C’est l’heure du déjeuner à Nao Xoha qui signifie « esprit guerrier ». Antonia et son mari Gervasio, paisible ancien de 93 ans, attendent que leur fille termine de préparer le repas devant leur modeste cabane. Malgré cette apparente normalité, plus rien n’est comme avant dans ce village de 27 familles au cœur du Minas Gerais, depuis la catastrophe du 25 janvier.
Ici, il n’y avait pas d’électricité et, désormais, il n’y a plus de rivière. Pas de médecin non plus. Un docteur itinérant est venu examiner la quinzaine de personnes qui n’ont pas été évacuées, tandis que des volontaires apportent de l’eau et des produits de première nécessité dans cette localité au milieu de la forêt tropicale. Le gouvernement du Minas Gerais a prévenu que l’eau était contaminée et des ONG comme WWF estiment que les conséquences sur l’environnement se feront sentir durant des années.
« On nous a retiré une partie de notre réserve, on a tué une partie (d’entre nous), mais nous sommes un peuple qui résiste et nous n’allons pas partir d’ici. Nous allons continuer, même si le fleuve est mort. La nature dépend de nous, nous devons la préserver », affirme le cacique Hayo Pataxo Ha-ha-hae, qui porte une imposante coiffe de plumes.
Il vient de rencontrer à nouveau la Funai, l’organisme public chargé des questions indigènes, mais ne sait toujours pas quelles actions légales seront entreprises contre Vale, le groupe minier responsable du barrage qui a cédé. La seule chose qu’il sait, c’est que les Pataxo résisteront, comme ils le font depuis des siècles.
Originaire du sud de l’Etat de Bahia (nord-est), une partie de cette communauté indigène a émigré il y a des décennies vers les zones urbanisées à cause des conflits agricoles. Il y a un an et demi, ils ont décidé de retourner à leur mode de vie traditionnel et ont occupé cette terre, qu’ils ne pensent plus quitter désormais. Si l’impact sur l’environnement reste encore très difficile à évaluer, tout le monde a en tête la tragédie de Mariana en novembre 2015, à 120 km de là.
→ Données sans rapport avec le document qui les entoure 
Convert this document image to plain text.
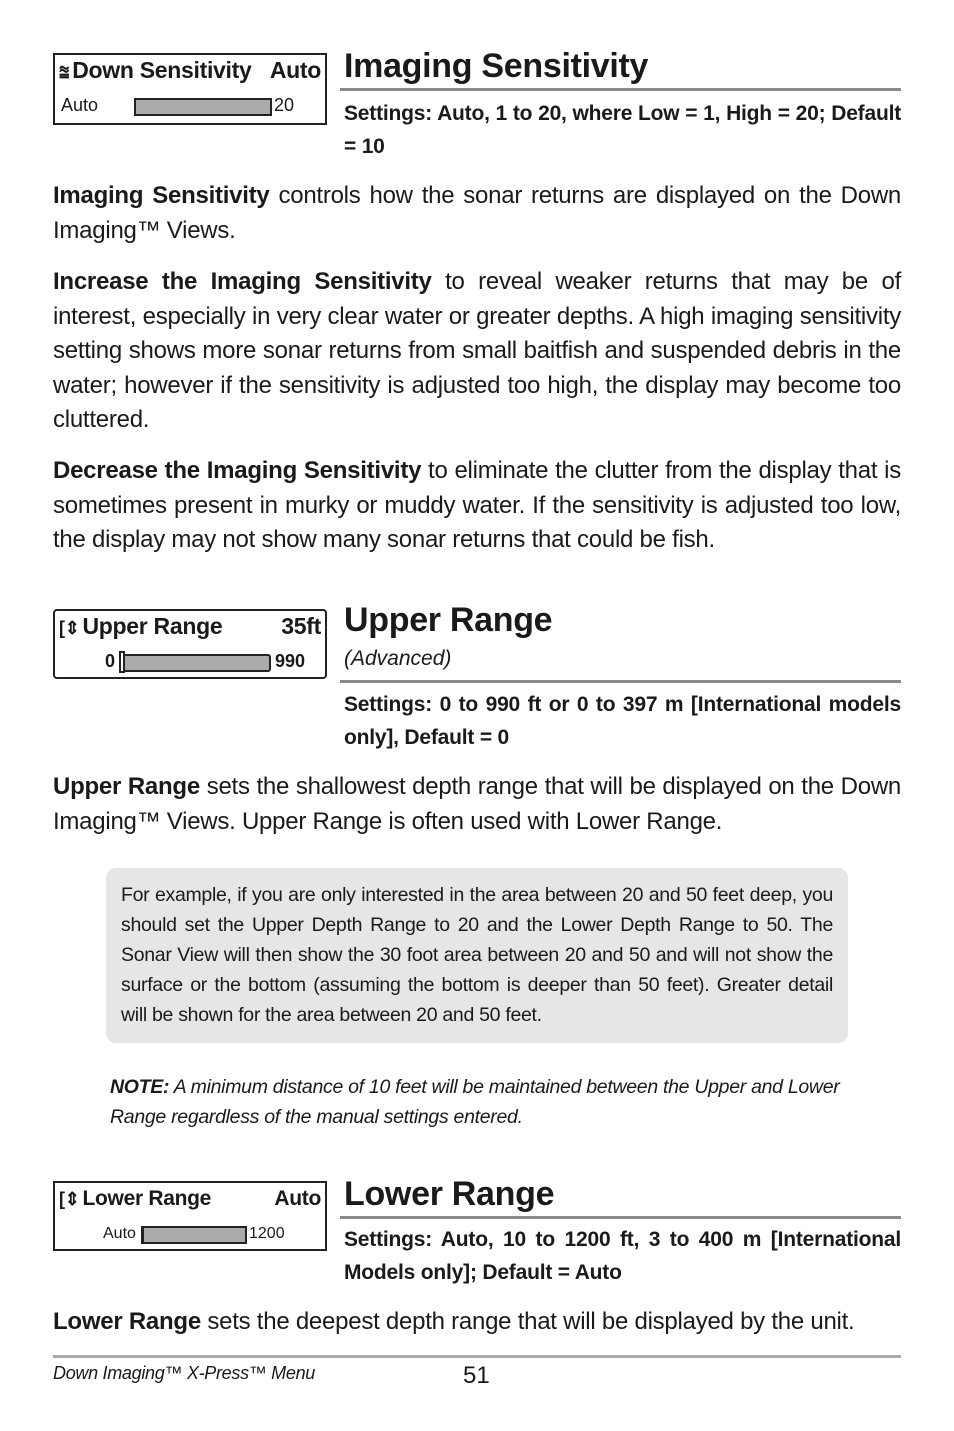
⩰ Down Sensitivity Auto
Auto	20
Imaging Sensitivity
Settings: Auto, 1 to 20, where Low = 1, High = 20; Default = 10
Imaging Sensitivity controls how the sonar returns are displayed on the Down Imaging™ Views.
Increase the Imaging Sensitivity to reveal weaker returns that may be of interest, especially in very clear water or greater depths. A high imaging sensitivity setting shows more sonar returns from small baitfish and suspended debris in the water; however if the sensitivity is adjusted too high, the display may become too cluttered.
Decrease the Imaging Sensitivity to eliminate the clutter from the display that is sometimes present in murky or muddy water. If the sensitivity is adjusted too low, the display may not show many sonar returns that could be fish.
[⇕ Upper Range	35ft
0	990
Upper Range
(Advanced)
Settings: 0 to 990 ft or 0 to 397 m [International models only], Default = 0
Upper Range sets the shallowest depth range that will be displayed on the Down Imaging™ Views. Upper Range is often used with Lower Range.
For example, if you are only interested in the area between 20 and 50 feet deep, you should set the Upper Depth Range to 20 and the Lower Depth Range to 50. The Sonar View will then show the 30 foot area between 20 and 50 and will not show the surface or the bottom (assuming the bottom is deeper than 50 feet). Greater detail will be shown for the area between 20 and 50 feet.
NOTE: A minimum distance of 10 feet will be maintained between the Upper and Lower Range regardless of the manual settings entered.
[⇕ Lower Range	Auto
Auto	1200
Lower Range
Settings: Auto, 10 to 1200 ft, 3 to 400 m [International Models only]; Default = Auto
Lower Range sets the deepest depth range that will be displayed by the unit.
Down Imaging™ X-Press™ Menu	51
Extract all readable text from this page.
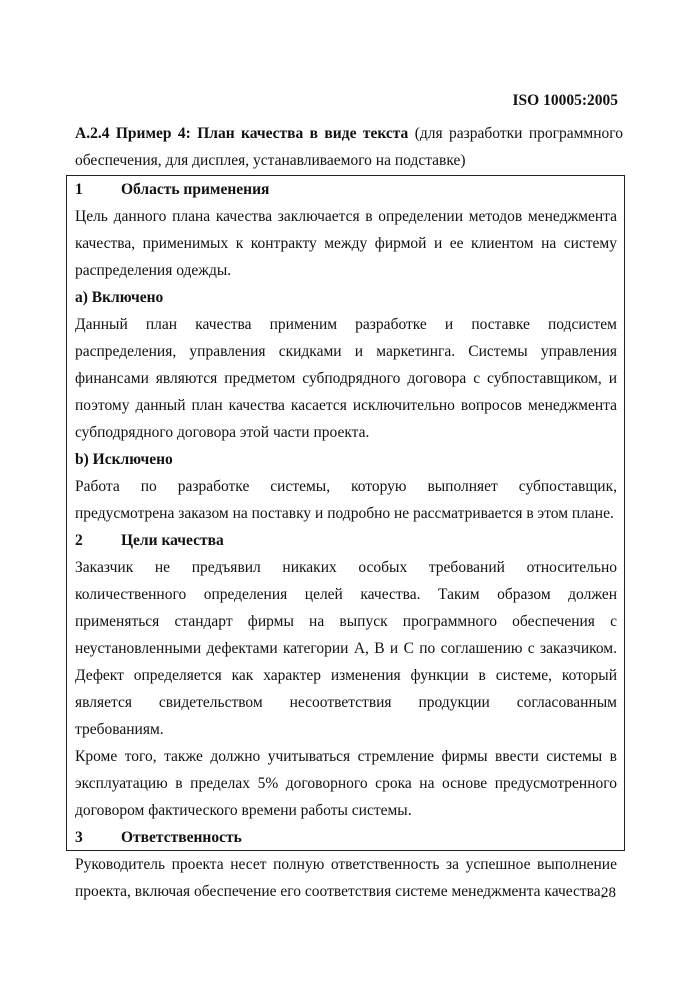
ISO 10005:2005
А.2.4 Пример 4: План качества в виде текста (для разработки программного обеспечения, для дисплея, устанавливаемого на подставке)
1	Область применения
Цель данного плана качества заключается в определении методов менеджмента качества, применимых к контракту между фирмой и ее клиентом на систему распределения одежды.
а) Включено
Данный план качества применим разработке и поставке подсистем распределения, управления скидками и маркетинга. Системы управления финансами являются предметом субподрядного договора с субпоставщиком, и поэтому данный план качества касается исключительно вопросов менеджмента субподрядного договора этой части проекта.
b) Исключено
Работа по разработке системы, которую выполняет субпоставщик, предусмотрена заказом на поставку и подробно не рассматривается в этом плане.
2	Цели качества
Заказчик не предъявил никаких особых требований относительно количественного определения целей качества. Таким образом должен применяться стандарт фирмы на выпуск программного обеспечения с неустановленными дефектами категории А, В и С по соглашению с заказчиком. Дефект определяется как характер изменения функции в системе, который является свидетельством несоответствия продукции согласованным требованиям.
Кроме того, также должно учитываться стремление фирмы ввести системы в эксплуатацию в пределах 5% договорного срока на основе предусмотренного договором фактического времени работы системы.
3	Ответственность
Руководитель проекта несет полную ответственность за успешное выполнение проекта, включая обеспечение его соответствия системе менеджмента качества,
28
Mariana reste à ce jour la pire catastrophe environnementale au Brésil. Le barrage avait laissé s’échapper 60 millions de m3 de boue de déchets, près de cinq fois plus que celui de Brumadinho. L’écosystème n’a pas survécu. « Je veux dire, non seulement à Vale, mais aussi à ceux qui nous gouvernent, qu’ils punissent les coupables, ceux qui ont fait ça à notre nation indigène, aux agriculteurs et à ceux qui ont perdu des proches », lance le jeune cacique de 29 ans. « Combien de morts supplémentaires faudra-t-il pour que la justice prenne des mesures? »
Antonia n’avait pas vu autant de destruction depuis l’incendie qui avait emporté trois enfants dans son village à Bahia. En y repensant, ses yeux clairs se plissent. « C’est très triste. Quand vont-il nettoyer cette rivière? Quand aura-t-elle de nouveau ses petits poissons? », se lamente-t-elle. Pour l’instant, pas de réponse.